The Federal Reserve governor who overseas bank regulations—a man known for applying a strict interpretation of the Dodd-Frank act in his duties—said he will resign in April. The upcoming vacancy will give President Trump a chance to appoint someone who shares his vision of deregulating the U.S. financial system.
In a letter to Trump, Daniel Tarullo said he would leave his job on or about April 5. He gave no reason for the resignation. Appointed by President Obama in in January 2009, his term is set to expire in January 2022. His reputation is one that “involves erecting safeguards after the [2008 financial] crisis and accompanying recession,” according to Reuters. “He has also pushed for bigger capital buffers and other checks on potential risks the largest banks may pose to the world’s financial system.”
In September, amid complaints of a lack of transparency in the models the Federal Reserve uses to measure bank capital levels, Tarullo said that he would not give big banks more details about how examiners evaluate capital levels. The Fed faces a potential lawsuit by members of the banking industry regarding the legality of some of the Fed’s stress testing.

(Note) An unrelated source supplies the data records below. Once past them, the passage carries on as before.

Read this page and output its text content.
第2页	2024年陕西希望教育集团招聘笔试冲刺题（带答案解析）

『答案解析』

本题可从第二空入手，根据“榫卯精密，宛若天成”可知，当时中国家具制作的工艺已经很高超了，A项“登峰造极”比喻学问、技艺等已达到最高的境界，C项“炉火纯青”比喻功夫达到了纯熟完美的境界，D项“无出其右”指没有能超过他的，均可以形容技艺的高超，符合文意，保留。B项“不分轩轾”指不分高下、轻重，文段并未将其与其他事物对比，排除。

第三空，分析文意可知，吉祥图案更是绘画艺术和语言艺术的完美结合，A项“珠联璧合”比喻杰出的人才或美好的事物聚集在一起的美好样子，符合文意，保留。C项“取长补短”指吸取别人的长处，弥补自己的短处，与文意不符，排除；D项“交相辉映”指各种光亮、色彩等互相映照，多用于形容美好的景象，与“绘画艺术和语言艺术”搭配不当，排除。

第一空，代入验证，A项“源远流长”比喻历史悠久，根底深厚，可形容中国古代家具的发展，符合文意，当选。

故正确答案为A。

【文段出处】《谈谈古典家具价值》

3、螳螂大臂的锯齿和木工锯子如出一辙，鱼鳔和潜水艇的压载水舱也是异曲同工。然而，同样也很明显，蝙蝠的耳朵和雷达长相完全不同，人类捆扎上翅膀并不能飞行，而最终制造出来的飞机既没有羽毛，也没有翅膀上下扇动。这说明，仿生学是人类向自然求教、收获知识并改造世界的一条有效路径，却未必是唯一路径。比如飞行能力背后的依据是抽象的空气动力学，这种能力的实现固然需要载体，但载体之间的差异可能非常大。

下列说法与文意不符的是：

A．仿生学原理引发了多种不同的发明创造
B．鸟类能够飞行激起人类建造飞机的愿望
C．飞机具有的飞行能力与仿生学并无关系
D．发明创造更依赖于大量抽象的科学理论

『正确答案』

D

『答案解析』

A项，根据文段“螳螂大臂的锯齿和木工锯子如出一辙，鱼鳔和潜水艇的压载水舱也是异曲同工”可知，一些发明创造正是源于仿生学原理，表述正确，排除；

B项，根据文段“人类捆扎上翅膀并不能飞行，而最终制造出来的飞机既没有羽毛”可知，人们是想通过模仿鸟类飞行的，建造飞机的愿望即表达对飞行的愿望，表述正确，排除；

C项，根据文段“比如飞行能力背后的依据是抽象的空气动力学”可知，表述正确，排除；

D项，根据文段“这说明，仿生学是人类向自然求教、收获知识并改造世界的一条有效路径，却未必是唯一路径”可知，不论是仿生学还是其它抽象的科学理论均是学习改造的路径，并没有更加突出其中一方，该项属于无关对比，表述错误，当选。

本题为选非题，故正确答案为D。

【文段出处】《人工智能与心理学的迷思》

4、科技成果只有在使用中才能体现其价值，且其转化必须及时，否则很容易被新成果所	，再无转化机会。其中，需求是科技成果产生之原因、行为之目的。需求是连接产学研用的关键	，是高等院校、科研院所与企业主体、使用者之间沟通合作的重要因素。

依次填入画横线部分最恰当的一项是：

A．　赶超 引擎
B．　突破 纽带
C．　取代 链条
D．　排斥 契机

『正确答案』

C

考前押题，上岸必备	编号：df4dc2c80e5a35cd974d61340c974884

Tarullo’s resignation comes amid major winds of change in the financial industry. Not only is the CFPB fighting a court ruling that declared its structure unconstitutional—a decision that impacts how the president determines the agency’s leadership—but a new executive order from President Trump would limit new federal regulations significantly, requiring two existing regulations to be removed for every new regulation adopted. The order follows Trump’s Jan. 20 freeze on forthcoming regulations until Trump’s regulatory agency appointees are given a chance to review them.